Par une décision du 13 janvier 2025, le bureau d’aide juridictionnelle du tribunal judiciaire de Paris a prononcé la caducité de la demande de M. C... tendant au bénéfice de l’aide juridictionnelle.


Vu les autres pièces du dossier.

Vu :
- le code de l’entrée et du séjour des étrangers et du droit d’asile ;
- le code de justice administrative.

La présidente de la formation de jugement a dispensé le rapporteur public, sur sa proposition, de prononcer des conclusions à l'audience.

Les parties ont été régulièrement averties du jour de l’audience.


A été entendu au cours de l’audience publique le rapport de Mme Topin.


Considérant ce qui suit :

Par un arrêté du 1e aout 2024, le préfet de police a obligé M. C..., ressortissant algérien, né le 7 aout 1980, à quitter le territoire français sans délai, a fixé le pays à destination duquel il pourra être éloigné et lui a interdit le retour sur le territoire français durant une période de trente-six mois.

En premier lieu, par un arrêté n° 2024-00924 du 8 juillet 2024, régulièrement publié au recueil des actes administratifs spécial de la préfecture de police de Paris le même jour, le préfet de police a donné délégation à Mme D..., attachée d’administration d’Etat, pour signer tous arrêtés et décisions dans la limite de ses attributions, en cas d’absence ou d’empêchement des autres délégataires, sans qu’il ressorte des pièces du dossier que ces derniers n’aient pas été absents ou empêchés lorsqu’elle a signé l’arrêté attaqué. Par suite, le moyen tiré de l’incompétence de son signataire doit être écarté.

En deuxième lieu, les décisions attaquées, qui visent en particulier les articles L. 611-1 1°, L. 612-1, L. 612-2, L. 612-3, L. 612-6 à L. 612-11 et L. 721-4 du code de l'entrée et du séjour des étrangers et du droit d'asile applicables à la situation du requérant, ainsi que les articles 3 et 8 la convention européenne de sauvegarde des droits de l'homme et des libertés fondamentales, font état d’éléments relatifs à la situation administrative et personnelle de M. C.... Ainsi, l’arrêté litigieux, qui comporte l’énoncé des considérations de droit et de fait qui en constituent le fondement, est suffisamment motivé.
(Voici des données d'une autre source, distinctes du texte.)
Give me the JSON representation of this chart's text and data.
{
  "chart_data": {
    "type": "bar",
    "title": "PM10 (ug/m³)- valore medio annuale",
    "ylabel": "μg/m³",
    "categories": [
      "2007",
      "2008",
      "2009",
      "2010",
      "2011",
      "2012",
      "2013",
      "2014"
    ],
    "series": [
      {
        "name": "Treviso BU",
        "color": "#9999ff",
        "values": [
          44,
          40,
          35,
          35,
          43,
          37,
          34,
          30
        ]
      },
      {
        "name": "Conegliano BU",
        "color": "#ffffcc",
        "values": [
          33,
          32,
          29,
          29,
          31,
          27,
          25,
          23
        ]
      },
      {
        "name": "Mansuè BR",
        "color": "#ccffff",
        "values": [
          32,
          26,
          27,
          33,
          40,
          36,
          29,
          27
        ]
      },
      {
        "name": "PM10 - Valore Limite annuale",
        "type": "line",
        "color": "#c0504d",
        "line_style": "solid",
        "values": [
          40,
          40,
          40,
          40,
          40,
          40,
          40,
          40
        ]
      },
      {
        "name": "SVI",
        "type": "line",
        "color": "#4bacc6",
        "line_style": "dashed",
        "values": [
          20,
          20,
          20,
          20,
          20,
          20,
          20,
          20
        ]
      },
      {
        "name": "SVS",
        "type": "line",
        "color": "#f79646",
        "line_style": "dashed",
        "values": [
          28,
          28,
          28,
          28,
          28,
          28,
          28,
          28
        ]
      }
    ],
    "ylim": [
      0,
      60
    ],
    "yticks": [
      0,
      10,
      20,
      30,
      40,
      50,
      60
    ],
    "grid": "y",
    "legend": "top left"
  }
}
Le moyen doit par suite être écarté.

En dernier lieu, si M. C... soutient que les décisions attaquées sont entachées d’une erreur manifeste d’appréciation de leurs conséquences sur sa situation personnelle et que le préfet a méconnu sa situation personnelle, il n’assortit ces moyens d’aucune précision permettant au tribunal de se prononcer.
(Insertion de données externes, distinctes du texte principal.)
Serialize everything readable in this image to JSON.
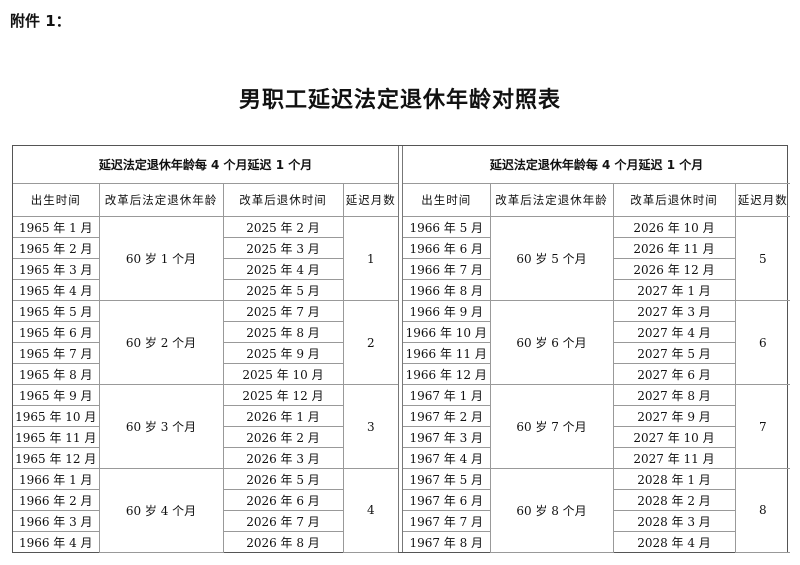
{
  "attachment": "附件 1：",
  "title": "男职工延迟法定退休年龄对照表",
  "tables": [
    {
      "heading": "延迟法定退休年龄每 4 个月延迟 1 个月",
      "columns": [
        "出生时间",
        "改革后法定退休年龄",
        "改革后退休时间",
        "延迟月数"
      ],
      "groups": [
        {
          "age": "60 岁 1 个月",
          "delay": "1",
          "rows": [
            [
              "1965 年 1 月",
              "2025 年 2 月"
            ],
            [
              "1965 年 2 月",
              "2025 年 3 月"
            ],
            [
              "1965 年 3 月",
              "2025 年 4 月"
            ],
            [
              "1965 年 4 月",
              "2025 年 5 月"
            ]
          ]
        },
        {
          "age": "60 岁 2 个月",
          "delay": "2",
          "rows": [
            [
              "1965 年 5 月",
              "2025 年 7 月"
            ],
            [
              "1965 年 6 月",
              "2025 年 8 月"
            ],
            [
              "1965 年 7 月",
              "2025 年 9 月"
            ],
            [
              "1965 年 8 月",
              "2025 年 10 月"
            ]
          ]
        },
        {
          "age": "60 岁 3 个月",
          "delay": "3",
          "rows": [
            [
              "1965 年 9 月",
              "2025 年 12 月"
            ],
            [
              "1965 年 10 月",
              "2026 年 1 月"
            ],
            [
              "1965 年 11 月",
              "2026 年 2 月"
            ],
            [
              "1965 年 12 月",
              "2026 年 3 月"
            ]
          ]
        },
        {
          "age": "60 岁 4 个月",
          "delay": "4",
          "rows": [
            [
              "1966 年 1 月",
              "2026 年 5 月"
            ],
            [
              "1966 年 2 月",
              "2026 年 6 月"
            ],
            [
              "1966 年 3 月",
              "2026 年 7 月"
            ],
            [
              "1966 年 4 月",
              "2026 年 8 月"
            ]
          ]
        }
      ]
    },
    {
      "heading": "延迟法定退休年龄每 4 个月延迟 1 个月",
      "columns": [
        "出生时间",
        "改革后法定退休年龄",
        "改革后退休时间",
        "延迟月数"
      ],
      "groups": [
        {
          "age": "60 岁 5 个月",
          "delay": "5",
          "rows": [
            [
              "1966 年 5 月",
              "2026 年 10 月"
            ],
            [
              "1966 年 6 月",
              "2026 年 11 月"
            ],
            [
              "1966 年 7 月",
              "2026 年 12 月"
            ],
            [
              "1966 年 8 月",
              "2027 年 1 月"
            ]
          ]
        },
        {
          "age": "60 岁 6 个月",
          "delay": "6",
          "rows": [
            [
              "1966 年 9 月",
              "2027 年 3 月"
            ],
            [
              "1966 年 10 月",
              "2027 年 4 月"
            ],
            [
              "1966 年 11 月",
              "2027 年 5 月"
            ],
            [
              "1966 年 12 月",
              "2027 年 6 月"
            ]
          ]
        },
        {
          "age": "60 岁 7 个月",
          "delay": "7",
          "rows": [
            [
              "1967 年 1 月",
              "2027 年 8 月"
            ],
            [
              "1967 年 2 月",
              "2027 年 9 月"
            ],
            [
              "1967 年 3 月",
              "2027 年 10 月"
            ],
            [
              "1967 年 4 月",
              "2027 年 11 月"
            ]
          ]
        },
        {
          "age": "60 岁 8 个月",
          "delay": "8",
          "rows": [
            [
              "1967 年 5 月",
              "2028 年 1 月"
            ],
            [
              "1967 年 6 月",
              "2028 年 2 月"
            ],
            [
              "1967 年 7 月",
              "2028 年 3 月"
            ],
            [
              "1967 年 8 月",
              "2028 年 4 月"
            ]
          ]
        }
      ]
    }
  ]
}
Il résulte de tout ce qui précède que M. C... n’est pas fondé à demander l’annulation de l’arrêté du préfet de police du 1er aout 2024.



D E C I D E :

Article 1er : La requête de M. C... est rejetée.

Article 2 : Le présent jugement sera notifié à M. C... et au préfet de police.


Délibéré après l'audience du 11 mars 2025 à laquelle siégeaient :

- Mme Topin, présidente ;
- M. Jehl, conseiller ;
- M. A..., magistrat honoraire faisant fonction de premier conseiller.


Rendu public par mise à disposition au greffe le 26 mars 2025.


La présidente-rapporteur,
E. Topin
L’assesseur le plus ancien,
F. Jehl

La greffière,



L. Poulain

La République mande et ordonne au préfet de police en ce qui le concerne ou à tous commissaires de justice à ce requis en ce qui concerne les voies de droit commun contre les parties privées, de pourvoir à l'exécution de la présente décision.